Em meio à atual turbulência política, o governo sancionou, na semana passada, a nova Lei de Migração, após cerca de 30 anos de discussões intermitentes sobre o tema. A legislação foi elogiada, especialmente no contexto global de crescente xenofobia, por estabelecer os direitos e deveres dos imigrantes, que chegam perto de 2 milhões de pessoas, equiparando suas oportunidades às dos brasileiros.
Deverá entrar em vigor em novembro e exigirá ainda algum detalhamento. A Lei de Migração substitui o Estatuto do Estrangeiro, considerado arcaico e influenciado pelos conceitos e clima vigentes na época em foi criado, em 1980, sob o viés das preocupações com a segurança nacional típica do período da ditadura militar. O Estatuto do Estrangeiro é criticado por discriminar o imigrante, encarado principalmente como uma ameaça.
Desde o início dos anos 1990 discutia-se a necessidade de modernizar a legislação. Somente nesta década a proposta ganhou forma, com o Projeto de Lei do Senado (PLS) 288, de 2013, de autoria do atual ministro das Relações Exteriores, Aloysio Nunes Ferreira (PSDB-SP). O texto foi aprovado em plenário em 2015 e encaminhado para a Câmara, onde recebeu diversas emendas e voltou ao Senado, onde o relator Tasso Jereissati finalizou o projeto, aprovado em 18 de abril deste ano.
Antes mesmo da aprovação no Senado, a Lei de Migração foi alvo de ataques nas redes sociais e de pelo menos três manifestações contrárias na cidade de São Paulo, que concentra metade dos imigrantes no Brasil. Pela nova regra, poderá ter residência no país o imigrante, residente fronteiriço ou visitante que tenha oferta de trabalho, já tenha possuído nacionalidade brasileira no passado, ganhe asilo, seja menor de 18 anos desacompanhado ou abandonado, vítima de tráfico de pessoas ou trabalho escravo, ou esteja em liberdade provisória ou em cumprimento de pena local. O imigrante terá acesso aos serviços de educação, saúde, assistência jurídica e seguridade social. O estrangeiro não deve ser deportado ou repatriado se houver razões no país de origem que coloquem sua vida e integridade pessoal em risco. A residência poderá ser negada se a pessoa tiver sido expulsa do Brasil anteriormente, praticou ato de terrorismo ou responde a crime passível de extradição, entre outros. Em complemento, os vistos humanitários, antes limitado a cidadãos sírios e haitianos, podem agora beneficiar todas as nacionalidades.

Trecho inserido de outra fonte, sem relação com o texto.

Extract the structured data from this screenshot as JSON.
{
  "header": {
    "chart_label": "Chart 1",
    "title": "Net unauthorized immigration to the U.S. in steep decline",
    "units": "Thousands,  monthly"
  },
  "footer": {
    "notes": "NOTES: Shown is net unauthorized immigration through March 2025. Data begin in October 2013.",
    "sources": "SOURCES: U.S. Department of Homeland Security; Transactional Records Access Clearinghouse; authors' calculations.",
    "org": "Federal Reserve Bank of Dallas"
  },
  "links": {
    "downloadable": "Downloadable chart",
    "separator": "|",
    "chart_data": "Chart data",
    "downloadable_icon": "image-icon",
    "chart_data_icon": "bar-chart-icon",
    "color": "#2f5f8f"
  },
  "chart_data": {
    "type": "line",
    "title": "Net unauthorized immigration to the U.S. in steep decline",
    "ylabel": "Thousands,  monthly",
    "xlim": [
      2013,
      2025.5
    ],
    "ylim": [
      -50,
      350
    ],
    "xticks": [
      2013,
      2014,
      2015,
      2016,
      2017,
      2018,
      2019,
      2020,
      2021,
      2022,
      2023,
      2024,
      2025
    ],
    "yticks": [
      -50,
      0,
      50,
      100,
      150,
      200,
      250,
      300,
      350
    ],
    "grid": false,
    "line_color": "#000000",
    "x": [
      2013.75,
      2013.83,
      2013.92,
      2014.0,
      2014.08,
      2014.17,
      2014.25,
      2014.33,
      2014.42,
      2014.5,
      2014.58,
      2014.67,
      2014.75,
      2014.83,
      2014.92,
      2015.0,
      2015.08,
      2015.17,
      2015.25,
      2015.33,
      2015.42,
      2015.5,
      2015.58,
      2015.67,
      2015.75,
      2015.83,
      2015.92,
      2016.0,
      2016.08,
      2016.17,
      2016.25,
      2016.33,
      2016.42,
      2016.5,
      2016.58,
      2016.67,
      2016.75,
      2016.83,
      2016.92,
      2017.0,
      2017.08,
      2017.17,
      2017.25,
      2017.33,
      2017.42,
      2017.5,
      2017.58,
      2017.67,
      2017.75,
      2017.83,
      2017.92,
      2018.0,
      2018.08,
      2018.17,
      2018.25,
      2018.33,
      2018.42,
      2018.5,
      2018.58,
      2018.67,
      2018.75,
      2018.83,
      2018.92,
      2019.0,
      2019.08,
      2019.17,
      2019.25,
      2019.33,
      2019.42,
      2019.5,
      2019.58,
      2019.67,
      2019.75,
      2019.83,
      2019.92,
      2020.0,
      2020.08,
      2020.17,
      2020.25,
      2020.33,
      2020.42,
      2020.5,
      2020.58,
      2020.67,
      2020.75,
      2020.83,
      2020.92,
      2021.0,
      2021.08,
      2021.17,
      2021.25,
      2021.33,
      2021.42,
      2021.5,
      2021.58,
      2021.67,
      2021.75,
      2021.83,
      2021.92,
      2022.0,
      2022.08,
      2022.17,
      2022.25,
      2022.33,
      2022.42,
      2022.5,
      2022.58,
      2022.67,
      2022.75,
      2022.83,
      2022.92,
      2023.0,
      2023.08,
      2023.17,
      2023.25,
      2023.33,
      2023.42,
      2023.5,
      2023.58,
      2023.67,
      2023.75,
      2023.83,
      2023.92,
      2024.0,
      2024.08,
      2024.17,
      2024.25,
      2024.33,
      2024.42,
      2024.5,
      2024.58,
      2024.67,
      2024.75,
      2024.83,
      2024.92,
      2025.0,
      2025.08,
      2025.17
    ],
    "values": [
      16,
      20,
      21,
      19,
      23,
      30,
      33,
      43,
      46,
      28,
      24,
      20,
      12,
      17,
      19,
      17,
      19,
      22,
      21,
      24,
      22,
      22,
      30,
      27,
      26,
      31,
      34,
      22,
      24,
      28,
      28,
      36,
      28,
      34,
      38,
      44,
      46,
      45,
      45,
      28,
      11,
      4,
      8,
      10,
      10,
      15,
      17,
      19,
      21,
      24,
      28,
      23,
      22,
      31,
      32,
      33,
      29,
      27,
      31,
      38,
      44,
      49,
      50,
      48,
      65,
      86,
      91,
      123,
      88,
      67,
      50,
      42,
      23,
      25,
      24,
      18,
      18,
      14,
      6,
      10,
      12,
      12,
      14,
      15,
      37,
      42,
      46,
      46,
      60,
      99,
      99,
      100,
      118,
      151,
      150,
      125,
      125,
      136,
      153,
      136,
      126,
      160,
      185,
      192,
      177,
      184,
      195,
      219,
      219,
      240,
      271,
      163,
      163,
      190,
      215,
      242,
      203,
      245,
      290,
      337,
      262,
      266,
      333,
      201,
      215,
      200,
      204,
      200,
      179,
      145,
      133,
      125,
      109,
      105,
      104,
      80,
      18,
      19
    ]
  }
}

O presidente Michel Temer vetou 18 trechos do texto. Um dos principais vetos foi à anistia que havia sido concedida pelo Congresso aos imigrantes que entraram no Brasil sem documentos até 6 de julho de 2016, independente da situação migratória anterior. Outro dispositivo barrado pelo Executivo foi a livre circulação de indígenas e populações tradicionais entre fronteiras, em terras tradicionalmente ocupadas. O imigrante também não poderá exercer cargo, emprego e função pública. Teve destaque ainda o veto à concessão de visto ou autorização de residência para fins de reunião familiar, que poderia ser estendida para outras hipóteses de parentesco e dependência afetiva.
Originalmente o Brasil foi formado por ondas de imigrantes europeus, desde a colonização até a primeira metade do século passado. O movimento recrudesceu em menor escala neste século, com fluxos de bolivianos, empregados em pequenas indústrias têxteis geralmente criadas por imigrantes coreanos; e de outros países vizinhos como colombianos, venezuelanos e, ainda, de haitianos e africanos.
Os elogios superam as críticas à nova Lei de Migração. O texto, muito amplo em alguns pontos, certamente vai exigir uma regulamentação e uma política efetiva de segurança e fiscalização nas fronteiras, portos e aeroportos. Restam alguns reparos de difícil resposta, como a oferta ao estrangeiro de garantias e serviços que os próprios brasileiros têm dificuldade de ter, como acesso à saúde e educação, sem falar no próprio trabalho. Recentemente o ministro da Fazenda, Henrique Meirelles, citou a Lei de Migração como exemplo de iniciativa que reduz a burocracia, aumenta a produtividade, impulsiona a economia e vai atrair profissionais estrangeiros de alta qualificação necessários para melhorar o nível de produção. Em um momento em que o desemprego aflige mais de 14 milhões de brasileiros, esse é um argumento dispensável.